Sotheby’s auction house has assembled portraits of all the regnant queens from the Tudors onwards, with the exception of Lady Jane Grey, the teenager who claimed the throne for just nine days, for the show Power & Image: Royal Portraiture & Iconography. Some of these “portraits of power” are better remembered than others in the five centuries covered, but leading the pack, eclipsed perhaps only by a selection of modern portraits of the current queen, is Elizabeth I. The famous Armada Portrait, attributed to George Gower, serjeant painter to the queen from 1581, has been loaned by Woburn Abbey, owner of the best preserved of the three versions of this work. Hans Eworth’s portrait of Queen Mary I, known as Bloody Mary, has been ferried across Mayfair from the Society of Antiquaries, based in Burlington House, Piccadilly. The Guardian elaborates on these and many other details. 

 

Japan-inspired NFT portal or JINP announced  

In the first series, titled “JUU-NIN-TO-IRO” 10 illustrators will create NFTs to express traditional Japanese colors | Via PR Newswire

A new NFT art brand inspired by Japan plans to combine the island nation’s traditional and modern cultures. The product is being launched by the companies CyberZ, Inc. and OEN, Inc. Each release features a 4-character kanji compound name and themes such as kanji characters, Japanese colors, Japanese painting, and kimono. The first release will be titled “JUU-NIN-TO-IRO” — a series of NFTs created by 10 top illustrators based on the theme of “traditional colors of Japan”. The second release titled “ON-KO-CHI-SHIN” is Japanese traditional artwork themed NFTs produced by photographer RK, a top-selling Japanese artist on the Foundation NFT marketplace. Cision PR Newswire breaks it down. 

 

Art school collection comes back to New Zealand after 6 decades away 

The pieces, created by Auckland Art school students, disappeared overseas in the early 1960s. (Source: 1News)

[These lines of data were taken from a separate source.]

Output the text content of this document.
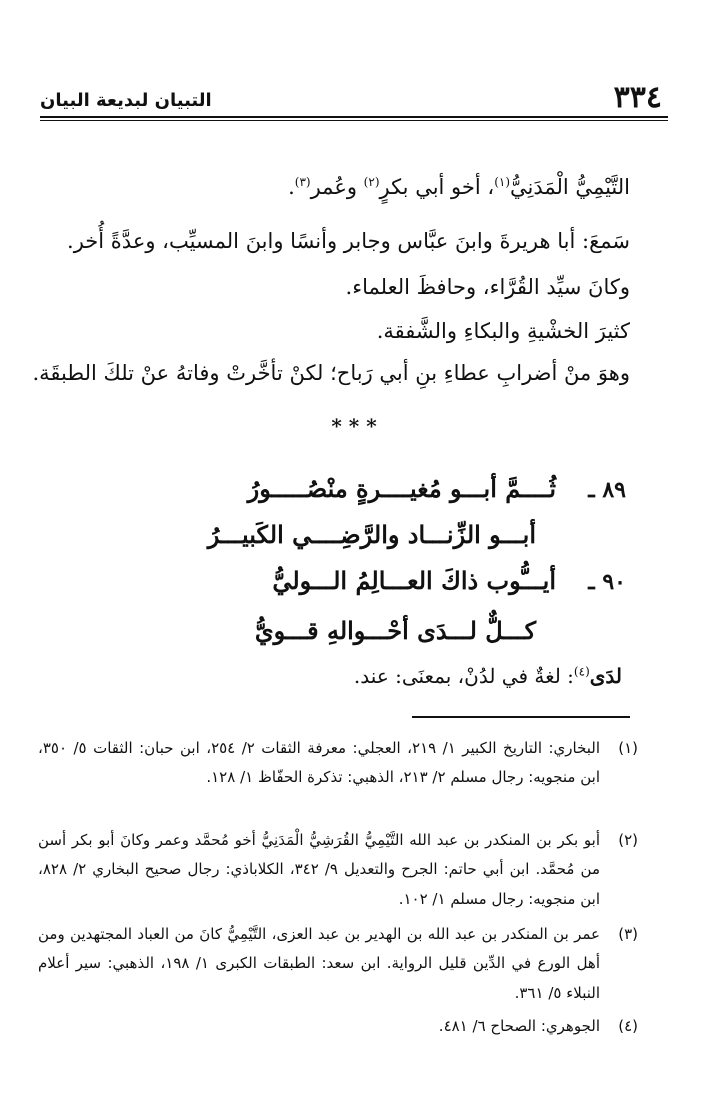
٣٣٤
التبيان لبديعة البيان
التَّيْمِيُّ الْمَدَنِيُّ$^{(١)}$، أخو أبي بكرٍ$^{(٢)}$ وعُمر$^{(٣)}$.
سَمعَ: أبا هريرةَ وابنَ عبَّاس وجابر وأنسًا وابنَ المسيِّب، وعدَّةً أُخر.
وكانَ سيِّد القُرَّاء، وحافظَ العلماء.
كثيرَ الخشْيةِ والبكاءِ والشَّفقة.
وهوَ منْ أضرابِ عطاءِ بنِ أبي رَباح؛ لكنْ تأخَّرتْ وفاتهُ عنْ تلكَ الطبقَة.
* * *
٨٩ ـ
ثُــــمَّ أبـــو مُغيــــرةٍ منْصُـــــورُ
أبـــو الزِّنـــاد والرَّضِــــي الكَبيـــرُ
٩٠ ـ
أيـــُّوب ذاكَ العـــالِمُ الـــوليُّ
كـــلٌّ لـــدَى أحْـــوالهِ قـــويُّ
لدَى$^{(٤)}$: لغةٌ في لدُنْ، بمعنَى: عند.
(١)
البخاري: التاريخ الكبير ١/ ٢١٩، العجلي: معرفة الثقات ٢/ ٢٥٤، ابن حبان: الثقات ٥/ ٣٥٠، ابن منجويه: رجال مسلم ٢/ ٢١٣، الذهبي: تذكرة الحفّاظ ١/ ١٢٨.
(٢)
أبو بكر بن المنكدر بن عبد الله التَّيْمِيُّ القُرَشِيُّ الْمَدَنِيُّ أخو مُحمَّد وعمر وكانَ أبو بكر أسن من مُحمَّد. ابن أبي حاتم: الجرح والتعديل ٩/ ٣٤٢، الكلاباذي: رجال صحيح البخاري ٢/ ٨٢٨، ابن منجويه: رجال مسلم ١/ ١٠٢.
(٣)
عمر بن المنكدر بن عبد الله بن الهدير بن عبد العزى، التَّيْمِيُّ كانَ من العباد المجتهدين ومن أهل الورع في الدِّين قليل الرواية. ابن سعد: الطبقات الكبرى ١/ ١٩٨، الذهبي: سير أعلام النبلاء ٥/ ٣٦١.
(٤)
الجوهري: الصحاح ٦/ ٤٨١.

A unique art collection has returned to New Zealand after 60 years abroad. The pieces were created by Auckland Art School students in the early 1960s, before disappearing overseas. Artists Gretchen Albrecht and Geoff Thornley say they had no idea their original work still existed. Sixty years ago, their former art teacher Kurt von Maier moved to us and took the pieces with him. He died in 2011 and the collection, fully preserved, was recently discovered and given to art historian Hamish Keith. Keith, in turn, gifted it to Auckland’s Waiheke island art gallery. 1News reports.